Restaurants & Bars 42


erica | Oct 7, 201103:43 AM

I've just returned from a 15-day driving trip beginning in Amantea and ending in Praiano. This is the first installment, which covers Amantea, where we spent one night before moving north along the coast to Castrovillari, and then Maratea.


We arrived in picturesque Amantea tired after two flights from New York and a 30-minute drive from the airport at Lamezia Terme, so wanted only a small snack before having a swim and bit of a rest. This SlowFood osteria was just two blocks from our hotel (Mediterraneo Palace) on the main “state road.” (As we discovered, no one along it is considerable length refers to this road as the SS18, but rather the “Strada Statale.”)

While we did not consume much, I mention this osteria here because it was the subject of a long CH thread prior to my trip.


My two companions and I shared only a large lettuce salad (3 euro; not my own choice) and a plate of hefty roasted gamberoni (11 euro). Both were quite tasty. The restaurant itself it cheerful and homespun, clad in a rainbow of bright colors and accented with hand-painted murals and ceramics and a large fish tank. As our first meal in Calabria, it certainly whetted our appetite for more and while I might not drive out of my way to eat here, Locanda di Mare is certainly an option if you find yourself in this endearing seaside town.



Located in an imposing 17th-Century former convent crowning the historic center of Amantea, Le Clarisse is probably the fanciest restaurant in this unassuming seaside town. Although “event restaurants” in historic buildings with great views often offer less than stellar food, this was an exception and we dined very well on our first night after arrival in Italy.
When I booked the reservation by e-mail, the owner offered us a spot in the garden, where there was to be an evening of “Calabrian cuisine, with cigars.” My friends, not being smokers, nixed this idea and so we were seated at a prime table on the terrace, with the lights of the town spread before us.
We saw no other diners on that Friday evening but suspect this was because we dined early by local standards, arriving about 8pm.

The printed menu offers limited choice of only about three dishes per course and while the descriptions sounded a tad fussy, the execution was very good. Three of us (there were three of us at all dinners described in this thread, unless otherwise noted), began with two shared appetizers, both excellent:

Involtini di Spigola e Coda di Gambero su Verdurine all’Agretto, sea bass stuffed with prawns and served with citrus scented vegetables. Feel free to correct mistakes in translation. (Interesting note: This region of Calabria produces bergamot and citron, among other citrus fruits).

Millefoglie di Polpo e Patate con olio al Basilico (thin sliced of octopus and potato, carpaccio style, accented with basil oil).

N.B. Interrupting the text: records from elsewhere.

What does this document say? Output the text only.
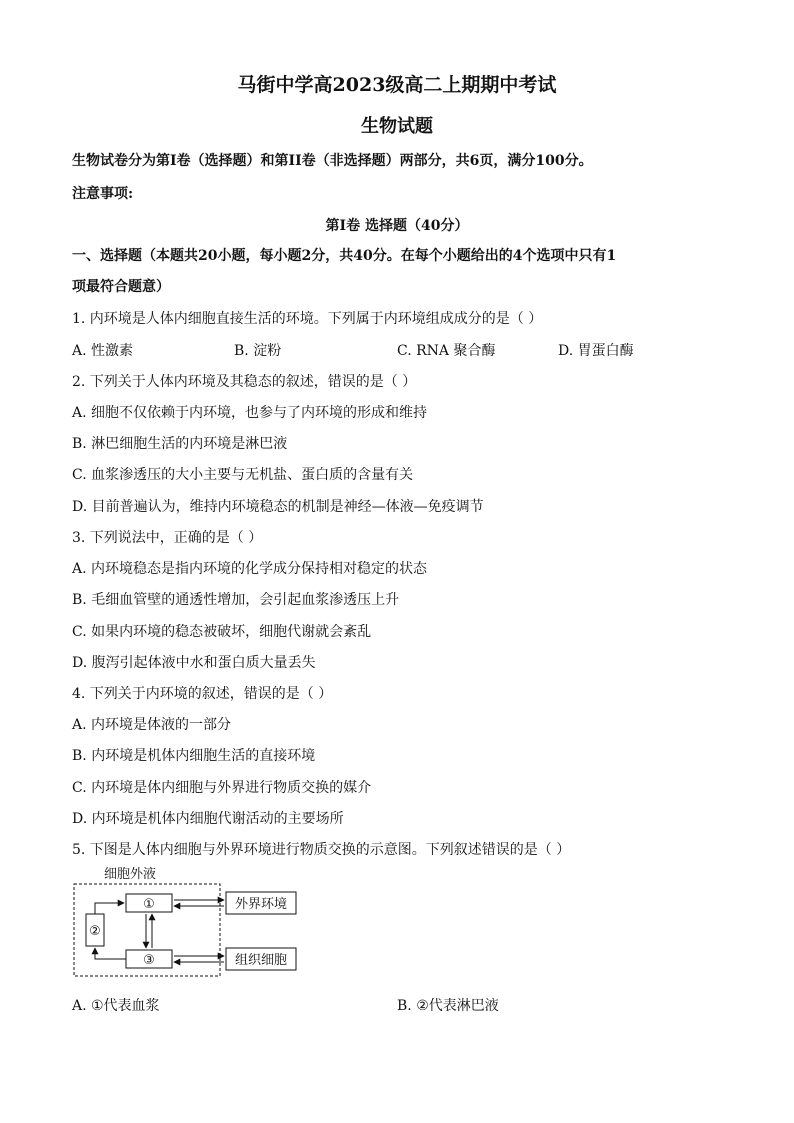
马街中学高2023级高二上期期中考试
生物试题
生物试卷分为第I卷（选择题）和第II卷（非选择题）两部分，共6页，满分100分。
注意事项:
第I卷 选择题（40分）
一、选择题（本题共20小题，每小题2分，共40分。在每个小题给出的4个选项中只有1
项最符合题意）
1. 内环境是人体内细胞直接生活的环境。下列属于内环境组成成分的是（ ）
A. 性激素	B. 淀粉	C. RNA 聚合酶	D. 胃蛋白酶
2. 下列关于人体内环境及其稳态的叙述，错误的是（ ）
A. 细胞不仅依赖于内环境，也参与了内环境的形成和维持
B. 淋巴细胞生活的内环境是淋巴液
C. 血浆渗透压的大小主要与无机盐、蛋白质的含量有关
D. 目前普遍认为，维持内环境稳态的机制是神经—体液—免疫调节
3. 下列说法中，正确的是（ ）
A. 内环境稳态是指内环境的化学成分保持相对稳定的状态
B. 毛细血管壁的通透性增加，会引起血浆渗透压上升
C. 如果内环境的稳态被破坏，细胞代谢就会紊乱
D. 腹泻引起体液中水和蛋白质大量丢失
4. 下列关于内环境的叙述，错误的是（ ）
A. 内环境是体液的一部分
B. 内环境是机体内细胞生活的直接环境
C. 内环境是体内细胞与外界进行物质交换的媒介
D. 内环境是机体内细胞代谢活动的主要场所
5. 下图是人体内细胞与外界环境进行物质交换的示意图。下列叙述错误的是（ ）
细胞外液
①
③
②
外界环境
组织细胞
A. ①代表血浆	B. ②代表淋巴液
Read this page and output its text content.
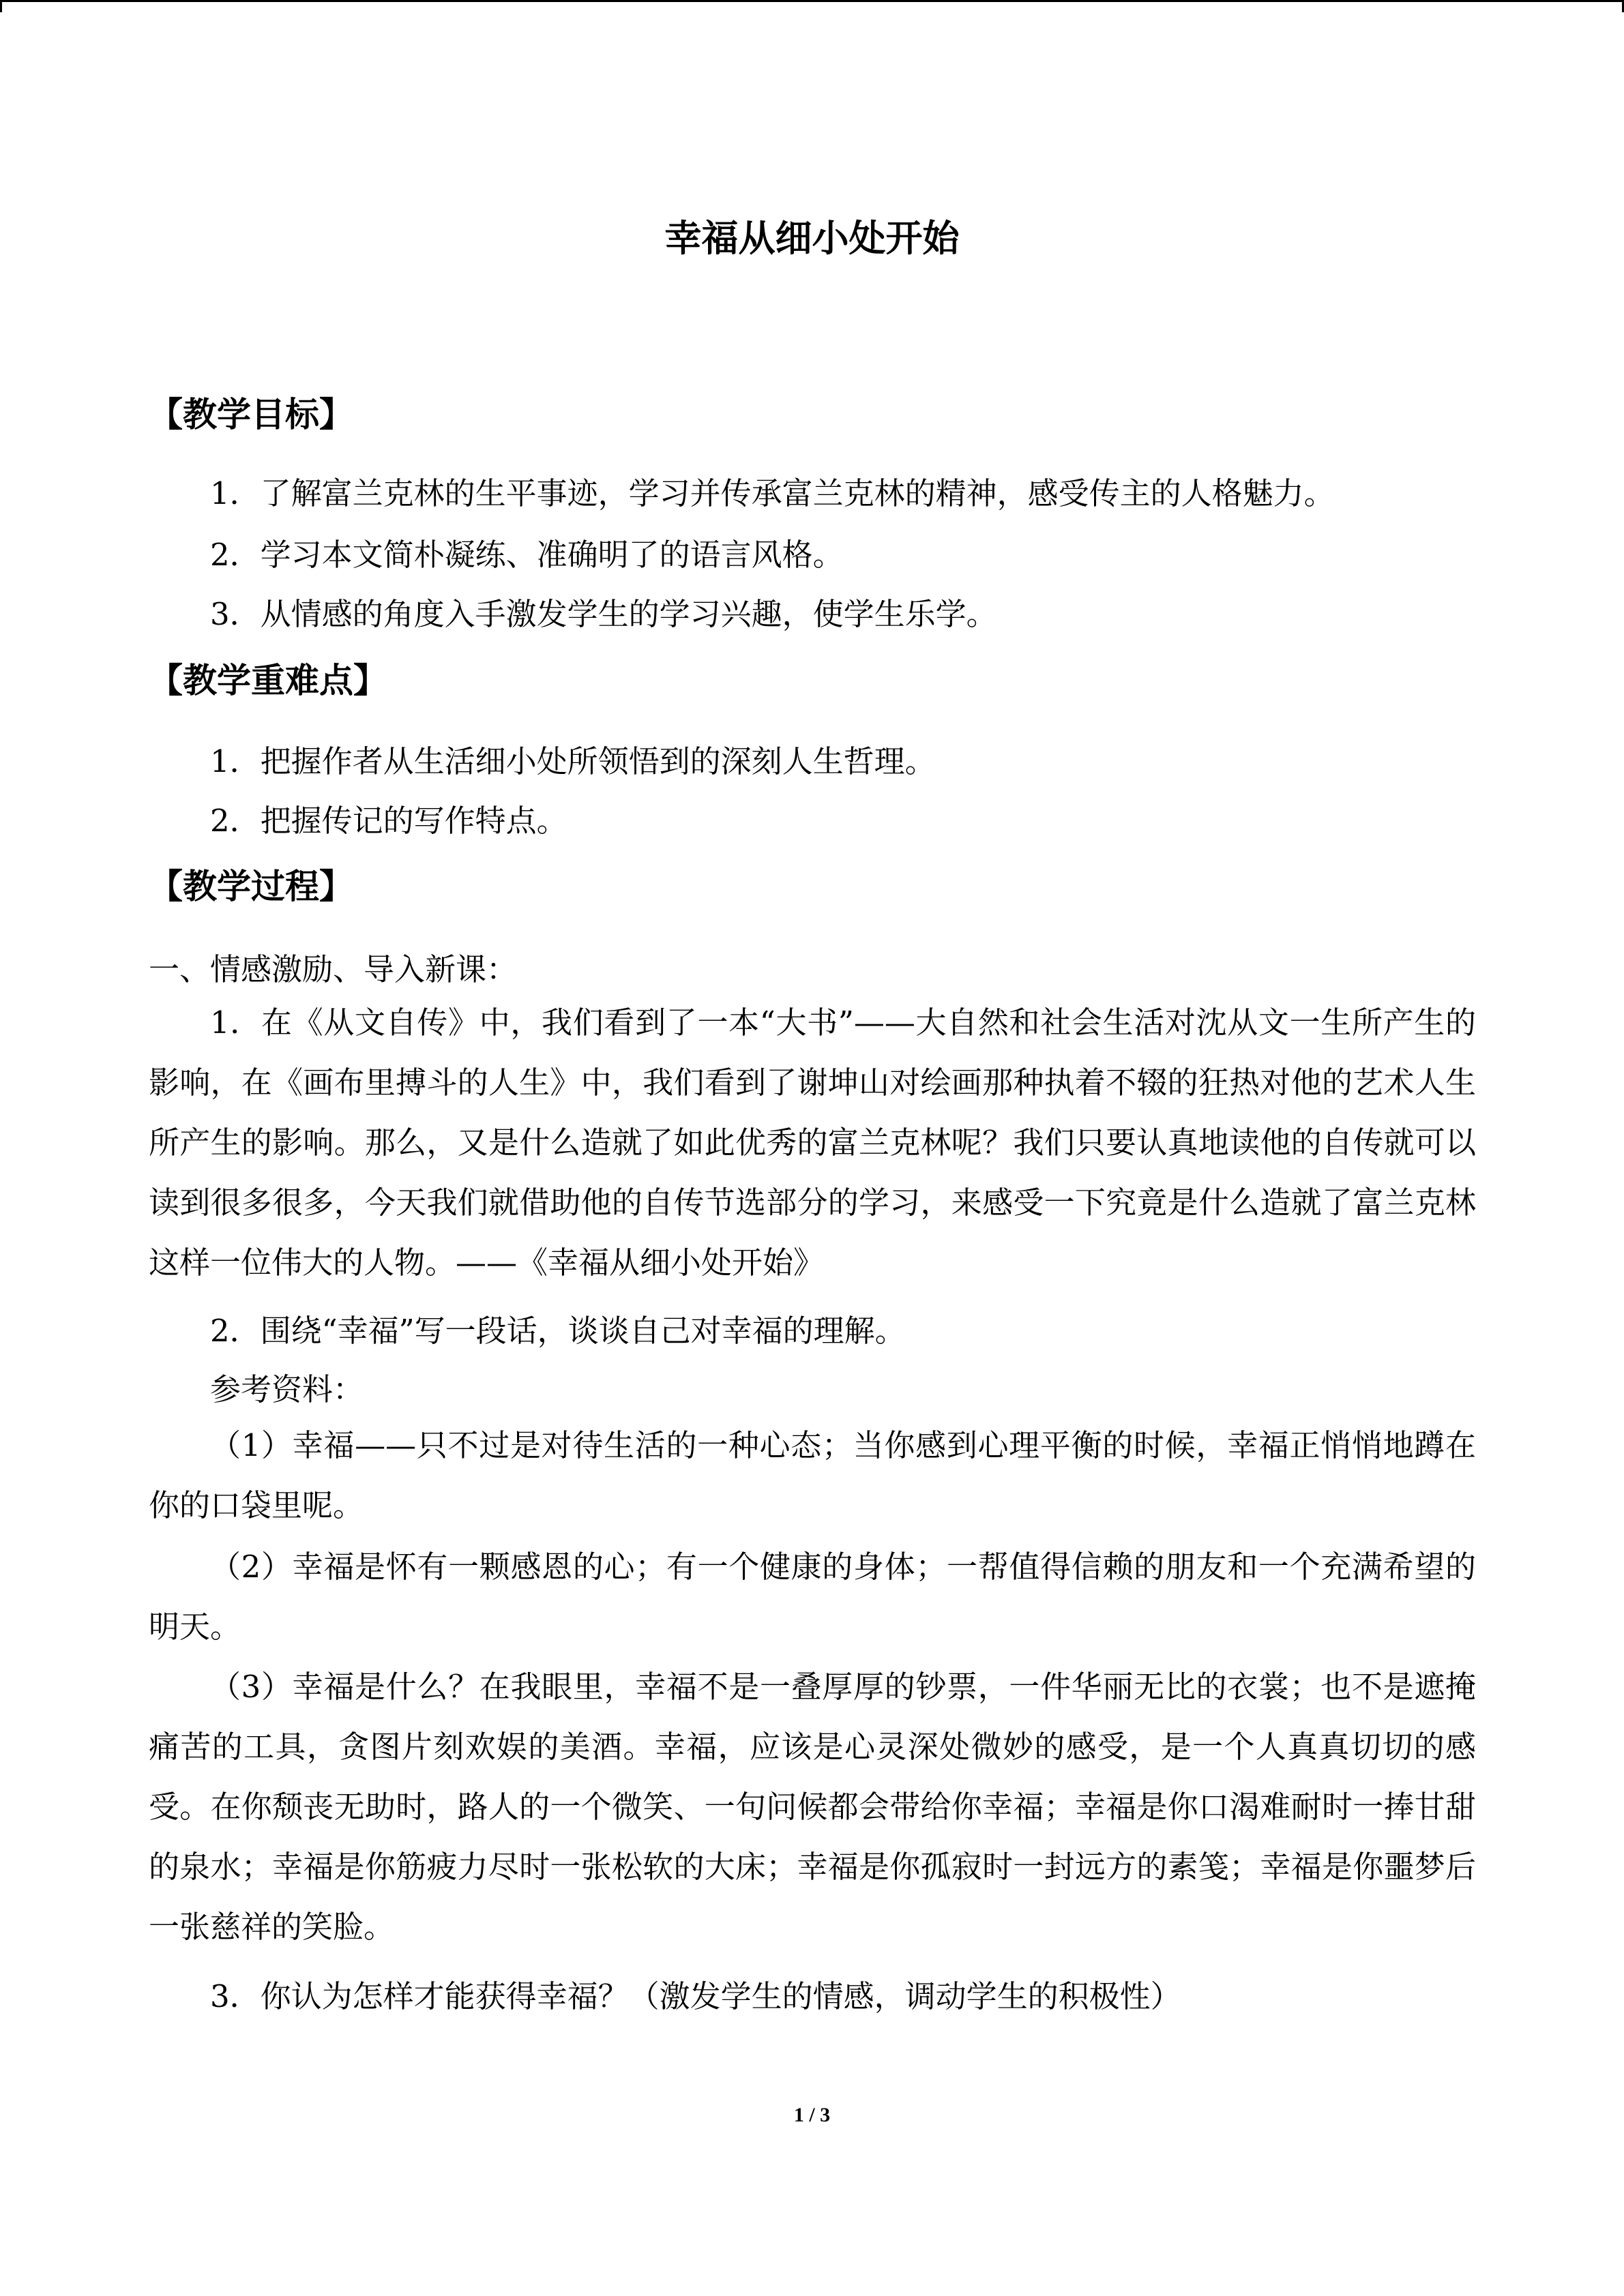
幸福从细小处开始
【教学目标】
1．了解富兰克林的生平事迹，学习并传承富兰克林的精神，感受传主的人格魅力。
2．学习本文简朴凝练、准确明了的语言风格。
3．从情感的角度入手激发学生的学习兴趣，使学生乐学。
【教学重难点】
1．把握作者从生活细小处所领悟到的深刻人生哲理。
2．把握传记的写作特点。
【教学过程】
一、情感激励、导入新课：
1．在《从文自传》中，我们看到了一本“大书”——大自然和社会生活对沈从文一生所产生的影响，在《画布里搏斗的人生》中，我们看到了谢坤山对绘画那种执着不辍的狂热对他的艺术人生所产生的影响。那么，又是什么造就了如此优秀的富兰克林呢？我们只要认真地读他的自传就可以读到很多很多，今天我们就借助他的自传节选部分的学习，来感受一下究竟是什么造就了富兰克林这样一位伟大的人物。——《幸福从细小处开始》
2．围绕“幸福”写一段话，谈谈自己对幸福的理解。
参考资料：
（1）幸福——只不过是对待生活的一种心态；当你感到心理平衡的时候，幸福正悄悄地蹲在你的口袋里呢。
（2）幸福是怀有一颗感恩的心；有一个健康的身体；一帮值得信赖的朋友和一个充满希望的明天。
（3）幸福是什么？在我眼里，幸福不是一叠厚厚的钞票，一件华丽无比的衣裳；也不是遮掩痛苦的工具，贪图片刻欢娱的美酒。幸福，应该是心灵深处微妙的感受，是一个人真真切切的感受。在你颓丧无助时，路人的一个微笑、一句问候都会带给你幸福；幸福是你口渴难耐时一捧甘甜的泉水；幸福是你筋疲力尽时一张松软的大床；幸福是你孤寂时一封远方的素笺；幸福是你噩梦后一张慈祥的笑脸。
3．你认为怎样才能获得幸福？（激发学生的情感，调动学生的积极性）
1 / 3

Knowing that nearby Bagnara is a swordfish center (thank you, Lidia!), each of us opted for the Filetto di Pesce Spada, crusted with almonds served with a fabulous marmelade made from the vaunted Tropea red onion, strings of which we saw for sale along the main road.

We drank a bottle of Calabrian Grayasusi Ceraudo rose (17 euro). With this wine, and water, the bill totalled a reasonable 88 euro for three of us.
Service was welcoming and enthusiastic. Little English is spoken here, or anywhere else in Amantea.



We passed on the restaurant’s desserts in order to partake of the swoooningly good gelato and pastries at this atmospheric bar which has been in the family for several generations and has just won acclaim for its gelato in the national Corriere della Sera:


Many complimentary tastes were offered and many were consumed before settling on the orange cream. A helpful patron offered this tip: when choosing gelato flavors, always choose one from a tub that is full, which signifies that is has been freshly made. However, all the samples here tasted divine to me. An essential stop and a popular local gathering place. Good selection of locally produced liqueurs in unusual flavors, including citron, bergamot, liquorice, prickly pear (fichi d'India, in season during our visit) and food items.

Corso Umberto 1, 35, in Upper Amantea, a few blocks from Le Clarisse.

COLAVOLPE….large and lovely main store on the state road in Belmonte Calabro; branch in Amantea.

Most renowned for dried, baked and candied figs in myriad incarnations, this more-than-a-century-old family business is a wonderland for gastronomic tourists, as well as a popular source of gift items among locals. The vast showroom offers products from all areas of Calabria, from Nduja, pancetta and lardi to Marmelades of Tropea Onions and Bergamot, to name but two local specialties to liqueurs to an endless variety of sweet delights. A must stop if you are in the area. They are enormously pleased that the holiday season will find their products in both Coluccio in Brooklyn, and at Eataly. Lovely people, scrumptious confections. Do not miss at least one type of their baked figs enrobed in chocolate. I bought several boxes to bring home; I returned home with but one lone box.